ColumnAs the saying goes, “Girls go to college to get more knowledge,” but do they care if their schools are eco-friendly?
My poor, misguided parents somehow failed to realize that getting me into a decent college was supposed to be their mission in life. In fact, they had practically no involvement at all in my college search, a process which was, by today’s standards, incredibly short and sweet. As a high school senior, I cut school with three friends and visited two colleges in one day. I chose those schools based largely on the fact they didn’t require application essays, and of my two choices, I selected the one that had the most promising male-to-female ratio. I’m pretty sure I spent more time selecting a prom dress than picking my college.
To say that things are different for kids today is a gross understatement. Helicopter parents (like me), now take a scorched earth approach to college applications, and we have all become wily experts in the art of marketing our children to institutions of higher learning. Parents now spend the better part of high school shepherding their offspring through a grueling application process that requires total commitment, massive amounts of time and energy, and a small army of paid professionals (tutors, essay consultants and private college advisors). I have spent the past two years schlepping my daughter to far-flung campuses where we have grinned like obsequious idiots at the perky tour guides who showed us around (A word to the wise: don’t waste your time trying to impress, or bribe, these young tour guides, since they have no say in the admissions process).
I have spent untold hours harassing my child until she fine-tuned her applications, studied for the SATs, and cranked out the gazillionth draft of her personal essay. And she was on board for all of it, an equal partner in the madness, as she immersed herself in the process of becoming an informed consumer of U.S. universities. My daughter has combed the internet and college catalogs to create stacks of Excel spread sheets, meticulously categorizing schools according to size, location, fraternity life and academics. But for all her research, my daughter had absolutely no idea where her college choices stood in terms of being green.
This is kind of surprising, given that college guidebooks have started aggressively ranking schools on their environmental profiles, rating them on their use of solar energy panels and the number of recycling bins scattered throughout the campus. Those college guidebooks are my daughter’s bibles, and from them she has learned and retained the tiniest and most obscure details about each school she’s applied to: she can tell you the exact number of undergraduates, the percentage of students who live off campus, and whether or not the school accepts transfer credits. She can describe each school’s personality, recite its mission statement almost verbatim, and tell you if it attracts hipsters, stoners, or meatheads. But when I asked her if she knew the schools’ green ratings, she was stumped, and extremely surprised to learn that she had missed an entire category of college information. Her friends, we would come to learn, were equally ignorant that data on sustainability was readily available in college guide books.
These are not kids who are indifferent to the environment. On the contrary, my daughter is the vice president of her school’s environmental awareness club, and her two best friends are co-presidents.
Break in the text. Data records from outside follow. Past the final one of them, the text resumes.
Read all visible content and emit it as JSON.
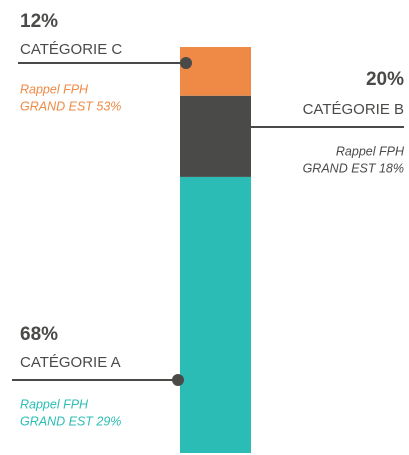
{
  "chart_data": {
    "type": "stacked-bar",
    "ylim": [
      0,
      100
    ],
    "series": [
      {
        "name": "CATÉGORIE A",
        "color": "#2bbdb5",
        "values": [
          68
        ],
        "value_labels": [
          "68%"
        ],
        "note": [
          "Rappel FPH",
          "GRAND EST 29%"
        ]
      },
      {
        "name": "CATÉGORIE B",
        "color": "#4a4a48",
        "values": [
          20
        ],
        "value_labels": [
          "20%"
        ],
        "note": [
          "Rappel FPH",
          "GRAND EST 18%"
        ]
      },
      {
        "name": "CATÉGORIE C",
        "color": "#ee8a45",
        "values": [
          12
        ],
        "value_labels": [
          "12%"
        ],
        "note": [
          "Rappel FPH",
          "GRAND EST 53%"
        ]
      }
    ]
  }
}
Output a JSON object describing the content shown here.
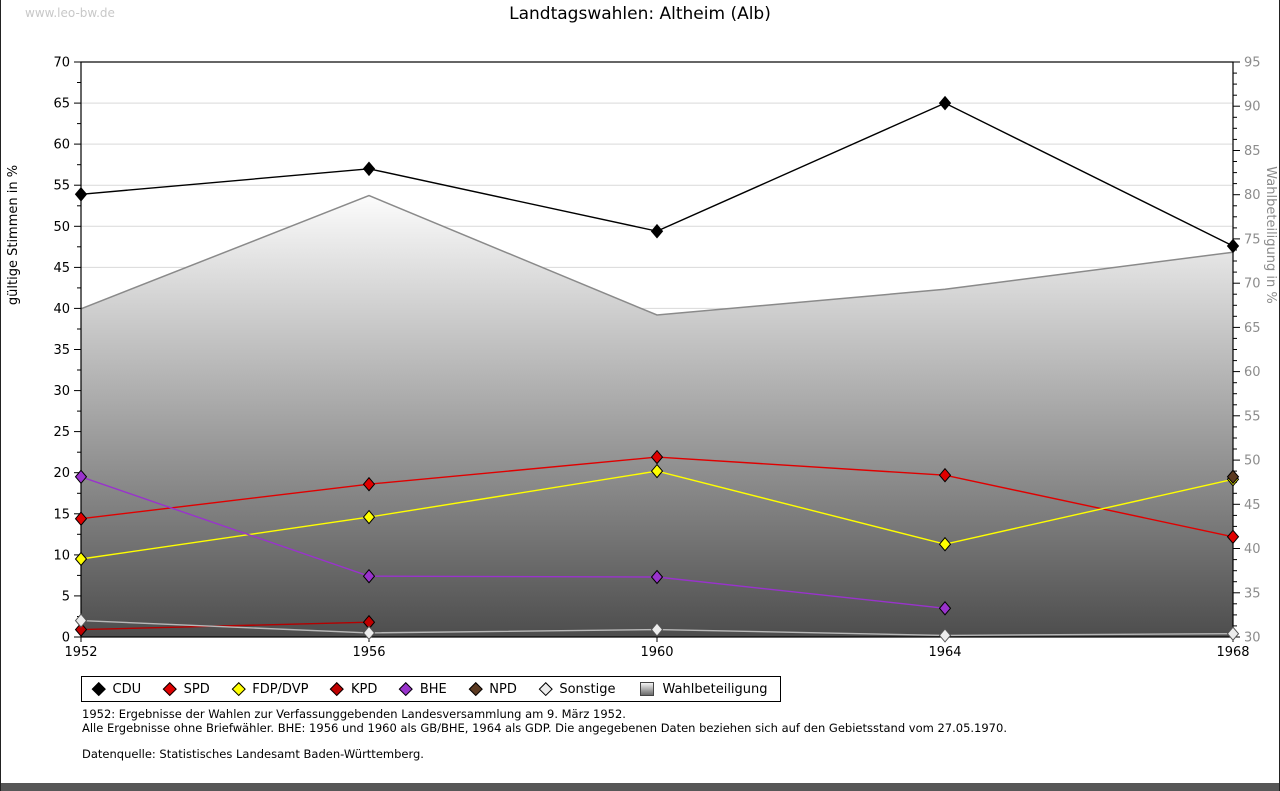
{
  "page": {
    "watermark": "www.leo-bw.de",
    "title": "Landtagswahlen: Altheim (Alb)",
    "footnotes": [
      "1952: Ergebnisse der Wahlen zur Verfassunggebenden Landesversammlung am 9. März 1952.",
      "Alle Ergebnisse ohne Briefwähler. BHE: 1956 und 1960 als GB/BHE, 1964 als GDP. Die angegebenen Daten beziehen sich auf den Gebietsstand vom 27.05.1970.",
      "Datenquelle: Statistisches Landesamt Baden-Württemberg."
    ]
  },
  "chart_data": {
    "type": "line",
    "x": [
      1952,
      1956,
      1960,
      1964,
      1968
    ],
    "left_axis": {
      "label": "gültige Stimmen in %",
      "min": 0,
      "max": 70,
      "tick_step": 5,
      "minor_step": 2.5,
      "text_color": "#000000"
    },
    "right_axis": {
      "label": "Wahlbeteiligung in %",
      "min": 30,
      "max": 95,
      "tick_step": 5,
      "minor_step": 1.25,
      "text_color": "#8c8c8c"
    },
    "grid": {
      "on": true,
      "color": "#d9d9d9"
    },
    "area_series": {
      "name": "Wahlbeteiligung",
      "axis": "right",
      "values": [
        67.1,
        79.9,
        66.4,
        69.3,
        73.5
      ],
      "stroke": "#8a8a8a",
      "gradient_top": "#fcfcfc",
      "gradient_bottom": "#4d4d4d"
    },
    "series": [
      {
        "name": "CDU",
        "color": "#000000",
        "marker_fill": "#000000",
        "values": [
          53.9,
          57.0,
          49.4,
          65.0,
          47.6
        ]
      },
      {
        "name": "SPD",
        "color": "#e00000",
        "marker_fill": "#e00000",
        "values": [
          14.4,
          18.6,
          21.9,
          19.7,
          12.2
        ]
      },
      {
        "name": "FDP/DVP",
        "color": "#ffff00",
        "marker_fill": "#ffff00",
        "values": [
          9.5,
          14.6,
          20.2,
          11.3,
          19.2
        ]
      },
      {
        "name": "KPD",
        "color": "#b50000",
        "marker_fill": "#c00000",
        "values": [
          0.9,
          1.8,
          null,
          null,
          null
        ]
      },
      {
        "name": "BHE",
        "color": "#9933cc",
        "marker_fill": "#9933cc",
        "values": [
          19.5,
          7.4,
          7.3,
          3.5,
          null
        ]
      },
      {
        "name": "NPD",
        "color": "#5c3a21",
        "marker_fill": "#5c3a21",
        "values": [
          null,
          null,
          null,
          null,
          19.5
        ]
      },
      {
        "name": "Sonstige",
        "color": "#b8b8b8",
        "marker_fill": "#ececec",
        "values": [
          2.0,
          0.5,
          0.9,
          0.2,
          0.4
        ]
      }
    ],
    "legend": [
      {
        "label": "CDU",
        "marker": "diamond",
        "color": "#000000"
      },
      {
        "label": "SPD",
        "marker": "diamond",
        "color": "#e00000"
      },
      {
        "label": "FDP/DVP",
        "marker": "diamond",
        "color": "#ffff00"
      },
      {
        "label": "KPD",
        "marker": "diamond",
        "color": "#c00000"
      },
      {
        "label": "BHE",
        "marker": "diamond",
        "color": "#9933cc"
      },
      {
        "label": "NPD",
        "marker": "diamond",
        "color": "#5c3a21"
      },
      {
        "label": "Sonstige",
        "marker": "diamond",
        "color": "#ececec"
      },
      {
        "label": "Wahlbeteiligung",
        "marker": "gradient-square",
        "color": "#aaaaaa"
      }
    ]
  }
}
My daughter and her friends recycle religiously and care passionately about global warming. But there is simply no room in their jam-packed little heads to hold even one more fact about the colleges they are considering. With the economy in a shambles, these kids feel that their future success and happiness depends on being admitted to a “top” college, so they just can’t afford to worry about a school’s commitment to sustainable food sources and low-flush toilets.
Today’s high school seniors crave acceptance to colleges with big names and big endowments, schools that will impress future employers, schools that will give them a high-status decal to slap on their car’s rear window. Ironically, many of those decals will end up on the back of a Toyota Prius, because these kids genuinely care if their car is environmentally friendly – they just don’t seem to care if their school is.